PROJECT SUMMARY The proper formation of synapses is integral to the function of neural circuits. Disruptions in synaptogenesis during early development can lead to neurodevelopmental disorders, such as autism or intellectual disability. Yet despite decades of study, precisely how synapses form, mature, and are maintained has remained elusive. Cell-adhesion molecules (CAMs) have been implicated in synaptogenesis, as their extracellular trans- synaptic interactions are capable of inducing synapse assembly and conferring synaptic partner specificity. However, the intracellular signaling pathways that mediate their synaptogenic functions are less understood. Using the roundworm C. elegans, we have identified a pair of CAMs, SYG-1 and SYG-2, that may have non- canonical roles in synapse assembly, functioning in the absence of trans-synaptic binding to regulate presynaptic assembly. We have found that the intracellular domain of SYG-2 alone is sufficient for inducing presynaptic assembly, in contrast to the accepted idea that the extracellular domains of CAMs are required for their function. Using CRISPR transgenesis, I will determine whether this protein and its known binding partner SYG-1 are required together or separately to organize presynaptic specializations. I will then mutate candidate binding motifs within their intracellular domains to elucidate the downstream intracellular pathways required for their function. These experiments will provide insight into the possible function and underlying mechanisms of SYG-1/SYG-2 human ortholog KIRREL3, which has been implicated in autism.

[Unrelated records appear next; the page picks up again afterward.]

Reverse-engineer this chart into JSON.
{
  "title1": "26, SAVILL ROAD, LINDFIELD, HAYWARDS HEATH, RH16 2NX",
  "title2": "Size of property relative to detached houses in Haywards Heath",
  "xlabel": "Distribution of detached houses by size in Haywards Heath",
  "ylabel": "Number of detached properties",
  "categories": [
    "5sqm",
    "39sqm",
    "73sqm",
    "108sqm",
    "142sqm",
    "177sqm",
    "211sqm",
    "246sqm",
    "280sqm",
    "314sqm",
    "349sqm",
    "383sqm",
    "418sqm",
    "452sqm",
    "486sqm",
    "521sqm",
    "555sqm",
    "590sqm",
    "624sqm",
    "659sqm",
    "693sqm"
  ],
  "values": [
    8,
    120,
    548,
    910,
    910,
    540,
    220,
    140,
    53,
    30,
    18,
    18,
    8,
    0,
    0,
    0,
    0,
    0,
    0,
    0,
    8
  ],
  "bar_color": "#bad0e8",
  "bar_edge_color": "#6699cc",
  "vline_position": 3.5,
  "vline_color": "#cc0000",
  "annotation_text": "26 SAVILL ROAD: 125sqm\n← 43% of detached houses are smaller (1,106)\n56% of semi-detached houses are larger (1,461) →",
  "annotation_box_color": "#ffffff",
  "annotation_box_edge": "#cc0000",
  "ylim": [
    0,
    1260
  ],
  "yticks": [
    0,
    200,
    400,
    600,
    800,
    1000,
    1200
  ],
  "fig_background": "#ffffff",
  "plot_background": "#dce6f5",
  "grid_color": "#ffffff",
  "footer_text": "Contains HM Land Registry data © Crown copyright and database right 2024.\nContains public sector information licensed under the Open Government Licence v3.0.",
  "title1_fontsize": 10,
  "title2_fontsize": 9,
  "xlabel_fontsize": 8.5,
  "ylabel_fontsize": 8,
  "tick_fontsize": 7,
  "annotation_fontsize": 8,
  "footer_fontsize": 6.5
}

项目概要 突触的正确形成是神经回路功能不可或缺的一部分。突触发生中断 在早期发育过程中可能会导致神经发育障碍，例如自闭症或智力障碍。 然而，尽管经过数十年的研究，突触的形成、成熟和维持的确切方式仍然没有得到解决。 难以捉摸。细胞粘附分子（CAM）与突触发生有关，因为它们的细胞外反式 突触相互作用能够诱导突触组装并赋予突触伙伴特异性。 然而，人们对介导其突触功能的细胞内信号传导途径知之甚少。 使用线虫线虫，我们鉴定了一对 CAM，SYG-1 和 SYG-2，它们可能具有非 突触组装中的典型作用，在缺乏跨突触结合的情况下发挥作用以调节 突触前组装。我们发现仅 SYG-2 的胞内结构域就足以诱导 突触前组装，这与 CAM 的胞外域是突触前组装所必需的公认观点相反 他们的功能。使用 CRISPR 转基因技术，我将确定该蛋白质及其已知的结合伙伴是否 SYG-1 需要一起或单独来组织突触前专门化。然后我将变异候选人 其胞内结构域内的结合基序以阐明下游胞内途径 他们的功能。这些实验将深入了解其可能的功能和潜在机制 SYG-1/SYG-2 人类直系同源基因 KIRREL3，与自闭症有关。